Search code examples
mysqlselectleft-join

MySQL SELECT query from 2 tables producing inconsistent results


The goal is to return an array of available users that are assigned to the site we are working on and are available to do the task we want to assign.

For this question, we can assume that we are working on site_id 4 and we are trying to assign task_id 2.

site_tasks_assignments

id | user_id | site_id | task_id | complete
--------------------------------------------
12 | 6       | 4       | 2       | 1
13 | 4       | 3       | 2       | 0
14 | 2       | 4       | 3       | 0
15 | 6       | 4       | 4       | 1

users

id | name    | site_id 
-----------------------
1  | bob     | 1
2  | henry   | 4
3  | jane    | 2
4  | mary    | 3
5  | kyle    | 4
6  | steve   | 4

Users should show up in the results if:

  • The users.site_id is = the id of the site we're working at (again, assume site_id 4)

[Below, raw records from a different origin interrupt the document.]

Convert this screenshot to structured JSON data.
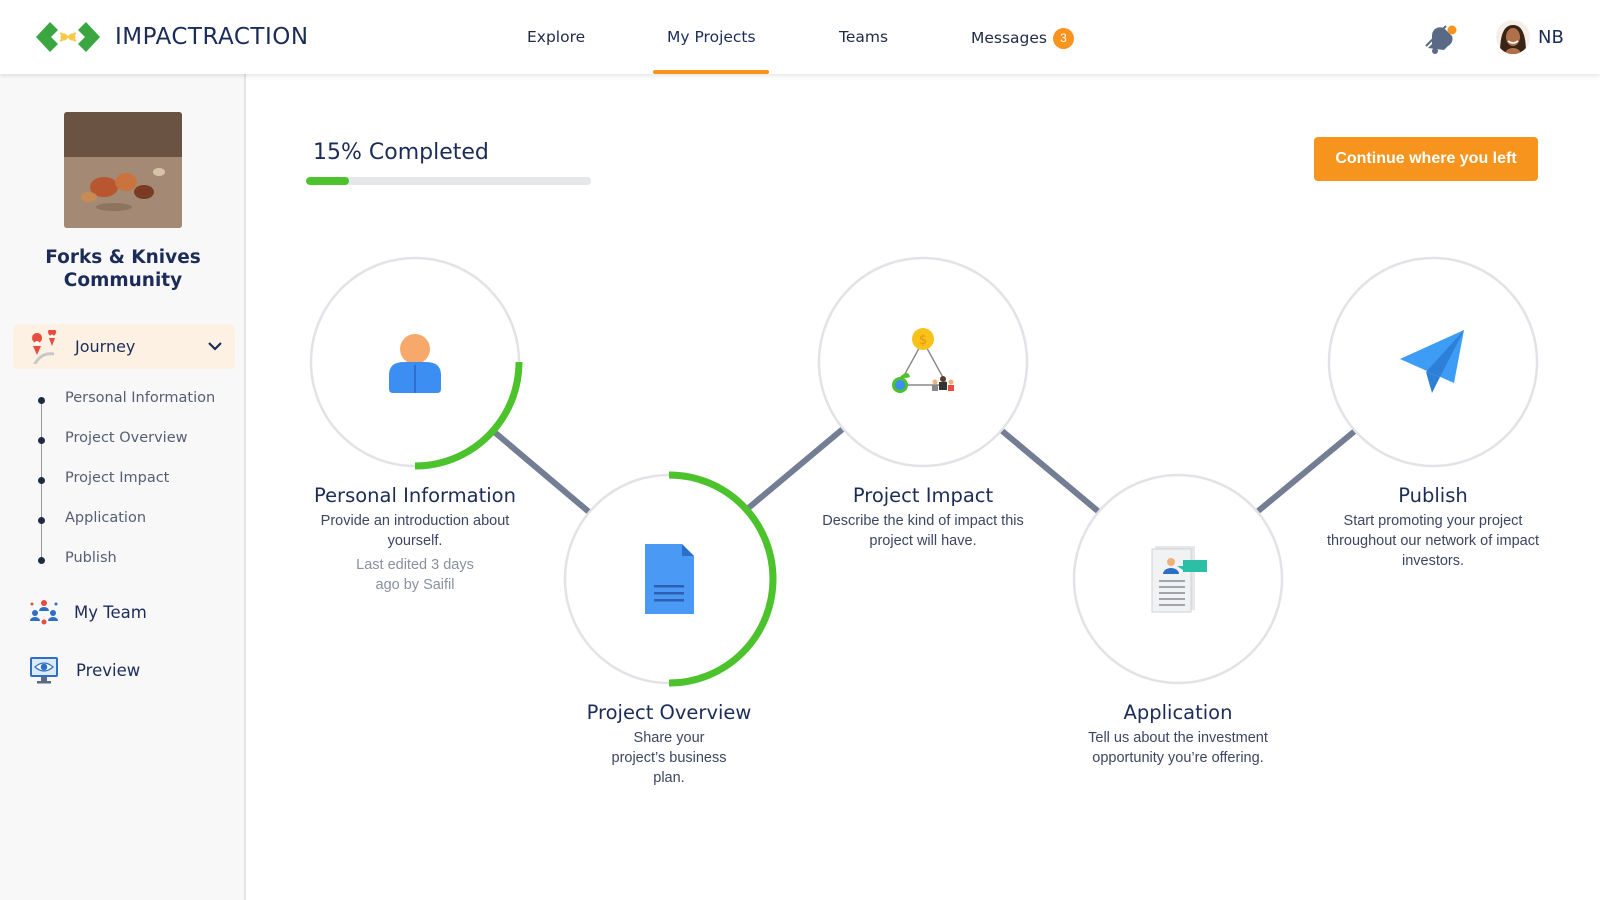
{
  "app": {
    "brand": "IMPACTRACTION",
    "colors": {
      "accent": "#f7941d",
      "progress": "#4cc22c",
      "navy": "#1c2c59",
      "connector": "#737d93"
    }
  },
  "nav": {
    "items": [
      {
        "label": "Explore"
      },
      {
        "label": "My Projects",
        "active": true
      },
      {
        "label": "Teams"
      },
      {
        "label": "Messages",
        "badge": "3"
      }
    ],
    "notification_icon": "bell-icon",
    "user_initials": "NB"
  },
  "sidebar": {
    "project_name": "Forks & Knives Community",
    "journey_label": "Journey",
    "journey_icon": "map-pin-icon",
    "steps": [
      {
        "label": "Personal Information"
      },
      {
        "label": "Project Overview"
      },
      {
        "label": "Project Impact"
      },
      {
        "label": "Application"
      },
      {
        "label": "Publish"
      }
    ],
    "links": [
      {
        "label": "My Team",
        "icon": "team-icon"
      },
      {
        "label": "Preview",
        "icon": "monitor-eye-icon"
      }
    ]
  },
  "main": {
    "progress_label": "15% Completed",
    "progress_fraction": 0.15,
    "continue_label": "Continue where you left",
    "steps": [
      {
        "title": "Personal Information",
        "desc": "Provide an introduction about yourself.",
        "meta": "Last edited 3 days ago by Saifil",
        "progress": 0.25,
        "icon": "user-icon"
      },
      {
        "title": "Project Overview",
        "desc": "Share your project’s business plan.",
        "progress": 0.5,
        "icon": "document-icon"
      },
      {
        "title": "Project Impact",
        "desc": "Describe the kind of impact this project will have.",
        "progress": 0,
        "icon": "impact-triangle-icon"
      },
      {
        "title": "Application",
        "desc": "Tell us about the investment opportunity you’re offering.",
        "progress": 0,
        "icon": "application-form-icon"
      },
      {
        "title": "Publish",
        "desc": "Start promoting your project throughout our network of impact investors.",
        "progress": 0,
        "icon": "paper-plane-icon"
      }
    ]
  }
}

AND, any of the following are true:

  • the users.id does not appear in the site_task_assignments.user_id at all, meaning they have been assigned no tasks at any sites,
  • the user is in the site_task_assignments table but has not been assigned that specific task (task_id 2, in this case),
  • the user is in the site_task_assignments table and has been assigned that specific task AND the site_task_assignments.complete column for that row is 1

I expect:

id | name    | site_id 
-----------------------
2  | henry   | 4   <- not assigned to task 2, can work on site 4
5  | kyle    | 4   <- not assigned to any tasks, can work on site 4
6  | steve   | 4   <- WAS assigned to task 2, task 2 complete, can do task 2 again, can work on site 4

I tried several versions of a query, some involving some sort of JOIN, and a couple with subqueries, etc. The closest I've gotten:

SELECT u.*, sta.task_id, sta.user_id, sta.complete
FROM users AS u
LEFT JOIN site_task_assignments AS ci
ON u.id = sta.user_id
WHERE u.site_id = 4
AND (u.id NOT IN (SELECT user_id FROM site_task_assignments)
    OR (u.id IN (SELECT user_id FROM site_task_assignments)
        AND sta.task_id = 2 AND complete = 1)
    OR (u.id IN (SELECT user_id FROM site_task_assignments)
        AND (sta.task_id = 2 AND complete = 1
            OR sta.task_id != 2 AND complete = 0)))

This gives me inconsistent results. On some tasks, it's fine, on other tasks that have already been assigned it sometimes gives me users where they have already been assigned to a task but complete is 0. On tasks that have not been assigned at all, it gives me duplicates of the same user if they are already in the site_task_assignments table for other tasks.


Solution

  • I might be missing something but it seems that your three criteria can be rewritten as:

    • AND users.id is not currently assigned to incomplete task_id 2
    SELECT u.*, sta.task_id, sta.user_id, sta.complete
    FROM users AS u
    LEFT JOIN site_tasks_assignments AS sta
        ON u.id = sta.user_id
        AND u.site_id = sta.site_id
        AND sta.complete = 0
        AND sta.task_id = 2
    WHERE u.site_id = 4
    AND sta.id IS NULL;
    

    Here's a db<>fiddle.